Estes tributos poderiam ser revertidos para implantação de mais projetos voltados ao tema, assim como para investimentos em infraestrutura hospitalar. Além disso, a destinação destes recursos ficaria a cargo de interesses públicos e não de interesses privados, como é hoje no caso do Instituto Ronald McDonald.

Além do dinheiro obtido nas vendas, o McDia Feliz conta, no dia de realização, com a isenção de Imposto sobre Circulação de Mercadorias e Serviços (ICMS), oferecida pelos governos de diversos estados brasileiros com restaurantes da rede de fast foods. Tem mais, como já mostramos: o McDonald’s é investigado em diversos países por evasão de tributos.

Noves fora, não é novidade que o Big Mac não é nada saudável. Ultra-calórico e pobre em nutrientes, o lanche, como outras opções do MacDonald’s, já foi ene vezes associados ao ganho de peso corporal.

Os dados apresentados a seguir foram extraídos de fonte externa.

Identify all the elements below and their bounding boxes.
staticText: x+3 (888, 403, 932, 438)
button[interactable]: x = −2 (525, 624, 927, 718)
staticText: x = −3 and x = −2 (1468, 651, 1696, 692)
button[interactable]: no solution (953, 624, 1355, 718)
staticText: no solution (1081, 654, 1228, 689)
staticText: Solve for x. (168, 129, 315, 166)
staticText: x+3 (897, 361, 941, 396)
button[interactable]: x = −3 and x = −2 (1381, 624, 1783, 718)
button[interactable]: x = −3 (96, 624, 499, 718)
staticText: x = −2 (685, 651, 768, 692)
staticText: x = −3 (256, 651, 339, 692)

O Instituto Nacional do Câncer (INCA) reconhece, com base em dados da Organização Mundial da Saúde (OMS), que a obesidade e o sobrepeso são atribuídos ao desenvolvimento de pelo menos 13 tipos de câncer. “O excesso de gordura corporal provoca um estado de inflamação crônica e aumentos nos níveis de determinados hormônios, que promovem o crescimento de células cancerígenas, aumentando as chances de desenvolvimento da doença”, declara em artigo de agosto de 2017.

Além disso,  a presidenta do Conselho Federal de Nutricionistas (CFN), Rita Frumento, diz que a obesidade e o sobrepeso são fatores de risco para outras doenças crônicas, como diabetes e problemas cardiovasculares. “Elas [junto com o câncer] são a principal causa de morte entre adultos e já atingem adolescentes e crianças. Além das mortes prematuras, essas doenças são responsáveis por incapacidade laboral, redução das rendas familiares e redução da produtividade.”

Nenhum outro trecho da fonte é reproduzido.